- Born: April 28, 1965 (age 61) Shuzenji, Shizuoka, Japan
- Genres: Video game music, anison, classical music, electronic, instrumental
- Occupation: Composer
- Instrument: Keyboard
- Years active: 1990–present
- Labels: Epic Records Japan Sony Music
- Website: www.spacecraft.co.jp/saito/

= Tsuneyoshi Saito =

Tsuneyoshi Saito (斎藤 恒芳, Saitō Tsuneyoshi) is a Japanese composer and arranger for anime shows and video games. He composed the original music for the third Tenchi Muyo! film Tenchi Forever! The Movie, the feature anime film xxxHolic: A Midsummer Night's Dream, the Fafner anime series including the original anime series, its feature film Fafner: Heaven and Earth, and its 2014 sequel Fafner: Exodus He composed and arranged the soundtrack for the anime series Dennō Coil, Kamen Rider Kiva, and Idolmaster: Xenoglossia. In video games, he co-composed music for Professor Layton and the Eternal Diva, and co-arranged the music for Final Fantasy VI that appears on the album Final Fantasy VI Grand Finale.

In addition to anime and video game music, he was involved in a Japanese band called Kryzler & Kompany which formed while he was in college.

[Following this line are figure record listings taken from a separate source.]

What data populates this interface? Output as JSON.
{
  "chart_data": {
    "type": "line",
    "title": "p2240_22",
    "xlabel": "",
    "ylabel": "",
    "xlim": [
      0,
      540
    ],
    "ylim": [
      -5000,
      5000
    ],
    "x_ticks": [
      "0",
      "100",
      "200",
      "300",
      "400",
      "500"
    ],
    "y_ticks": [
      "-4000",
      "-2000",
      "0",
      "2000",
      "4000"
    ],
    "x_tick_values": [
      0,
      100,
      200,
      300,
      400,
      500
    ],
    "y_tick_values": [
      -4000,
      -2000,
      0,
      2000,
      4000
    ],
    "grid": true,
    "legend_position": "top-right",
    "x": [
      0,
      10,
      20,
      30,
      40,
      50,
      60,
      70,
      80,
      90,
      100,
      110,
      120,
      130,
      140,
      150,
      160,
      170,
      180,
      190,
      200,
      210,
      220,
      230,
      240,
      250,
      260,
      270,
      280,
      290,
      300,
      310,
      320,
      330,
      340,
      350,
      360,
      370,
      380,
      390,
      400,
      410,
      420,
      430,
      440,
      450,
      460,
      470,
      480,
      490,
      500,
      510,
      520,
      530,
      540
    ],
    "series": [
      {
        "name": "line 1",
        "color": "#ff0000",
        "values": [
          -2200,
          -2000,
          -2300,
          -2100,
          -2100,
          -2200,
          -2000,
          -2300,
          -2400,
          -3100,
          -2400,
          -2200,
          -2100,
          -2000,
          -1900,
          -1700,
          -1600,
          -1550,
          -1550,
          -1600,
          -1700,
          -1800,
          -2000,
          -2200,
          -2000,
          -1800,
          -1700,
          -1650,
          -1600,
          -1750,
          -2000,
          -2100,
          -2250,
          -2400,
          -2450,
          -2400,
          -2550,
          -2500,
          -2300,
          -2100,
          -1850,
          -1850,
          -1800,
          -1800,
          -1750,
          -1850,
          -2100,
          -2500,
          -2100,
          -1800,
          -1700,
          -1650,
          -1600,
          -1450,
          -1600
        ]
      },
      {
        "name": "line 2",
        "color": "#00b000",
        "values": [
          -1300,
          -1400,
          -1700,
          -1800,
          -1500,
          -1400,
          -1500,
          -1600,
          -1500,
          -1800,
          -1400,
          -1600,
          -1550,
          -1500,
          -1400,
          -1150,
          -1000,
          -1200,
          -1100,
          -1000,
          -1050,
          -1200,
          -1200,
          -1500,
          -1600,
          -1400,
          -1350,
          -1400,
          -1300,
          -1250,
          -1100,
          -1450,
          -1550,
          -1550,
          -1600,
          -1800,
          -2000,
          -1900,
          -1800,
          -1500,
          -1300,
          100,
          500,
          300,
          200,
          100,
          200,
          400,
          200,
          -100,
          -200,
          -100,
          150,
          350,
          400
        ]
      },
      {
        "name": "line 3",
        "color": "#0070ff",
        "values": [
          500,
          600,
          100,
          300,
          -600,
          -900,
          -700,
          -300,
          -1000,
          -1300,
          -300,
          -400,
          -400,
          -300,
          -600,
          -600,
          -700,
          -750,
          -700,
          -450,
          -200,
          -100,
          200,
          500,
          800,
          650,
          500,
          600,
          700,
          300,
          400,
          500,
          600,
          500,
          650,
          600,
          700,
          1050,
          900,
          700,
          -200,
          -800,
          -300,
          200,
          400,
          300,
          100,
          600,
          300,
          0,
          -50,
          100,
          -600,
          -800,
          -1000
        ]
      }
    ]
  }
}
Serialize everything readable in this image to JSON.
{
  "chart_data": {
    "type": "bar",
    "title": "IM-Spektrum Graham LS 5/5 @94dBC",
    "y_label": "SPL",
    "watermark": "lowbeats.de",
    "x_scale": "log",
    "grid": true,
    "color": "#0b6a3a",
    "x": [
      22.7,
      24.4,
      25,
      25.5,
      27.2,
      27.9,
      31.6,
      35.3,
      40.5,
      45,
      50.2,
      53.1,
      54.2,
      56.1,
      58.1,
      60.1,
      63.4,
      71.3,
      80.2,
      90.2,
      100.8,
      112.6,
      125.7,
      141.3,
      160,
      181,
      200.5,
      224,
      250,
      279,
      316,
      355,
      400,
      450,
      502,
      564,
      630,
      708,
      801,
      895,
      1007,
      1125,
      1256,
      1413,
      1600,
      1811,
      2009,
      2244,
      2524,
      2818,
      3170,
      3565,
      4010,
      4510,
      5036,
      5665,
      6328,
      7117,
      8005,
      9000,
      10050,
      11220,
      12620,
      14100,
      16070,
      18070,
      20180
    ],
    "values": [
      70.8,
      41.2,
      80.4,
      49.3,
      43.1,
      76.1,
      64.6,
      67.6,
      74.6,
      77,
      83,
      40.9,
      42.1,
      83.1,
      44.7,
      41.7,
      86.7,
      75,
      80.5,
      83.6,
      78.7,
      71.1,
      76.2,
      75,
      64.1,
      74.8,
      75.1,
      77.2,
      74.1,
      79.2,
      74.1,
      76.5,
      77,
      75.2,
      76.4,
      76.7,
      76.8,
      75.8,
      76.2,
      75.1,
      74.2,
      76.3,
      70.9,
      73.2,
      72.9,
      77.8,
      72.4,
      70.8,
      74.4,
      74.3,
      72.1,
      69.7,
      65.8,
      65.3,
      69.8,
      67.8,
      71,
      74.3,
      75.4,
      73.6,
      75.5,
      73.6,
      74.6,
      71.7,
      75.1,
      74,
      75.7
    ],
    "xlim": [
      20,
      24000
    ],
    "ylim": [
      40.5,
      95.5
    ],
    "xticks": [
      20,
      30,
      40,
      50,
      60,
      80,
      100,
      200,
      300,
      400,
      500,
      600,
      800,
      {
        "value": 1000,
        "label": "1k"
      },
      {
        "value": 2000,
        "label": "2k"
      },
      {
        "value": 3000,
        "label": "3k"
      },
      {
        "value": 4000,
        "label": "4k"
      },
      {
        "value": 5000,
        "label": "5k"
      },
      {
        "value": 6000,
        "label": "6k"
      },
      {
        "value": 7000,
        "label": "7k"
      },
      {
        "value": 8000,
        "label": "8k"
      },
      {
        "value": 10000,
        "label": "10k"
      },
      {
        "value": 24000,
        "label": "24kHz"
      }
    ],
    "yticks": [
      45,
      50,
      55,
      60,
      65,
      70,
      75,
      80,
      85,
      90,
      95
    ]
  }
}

He served as the keyboardist, with Taro Hakase on violin and Yoshinobu Takeshita on bass. Their first eponymous album was released in September 1990 and sold 74,000 copies. Their second, Kryzler And Company #, sold over 81,000 copies. Steve McClure of Billboard wrote that they have become "Japan's unlikeliest pop idols, attracting hordes of screaming fans, a far cry from the decorum and reserve usually shown by Japan's classical music audiences." One of the band's greatest claims to fame was providing the music for Celine Dion's single "To Love You More" which was recorded the theme song for the Japanese drama Koibito Yo (My Dear Lover). The song reached number one on Billboard Japan. The group produced 11 albums before going on hiatus as Hakase pursued a solo career. In February 2015, the group released a new album New World to commemorate their 25th anniversary.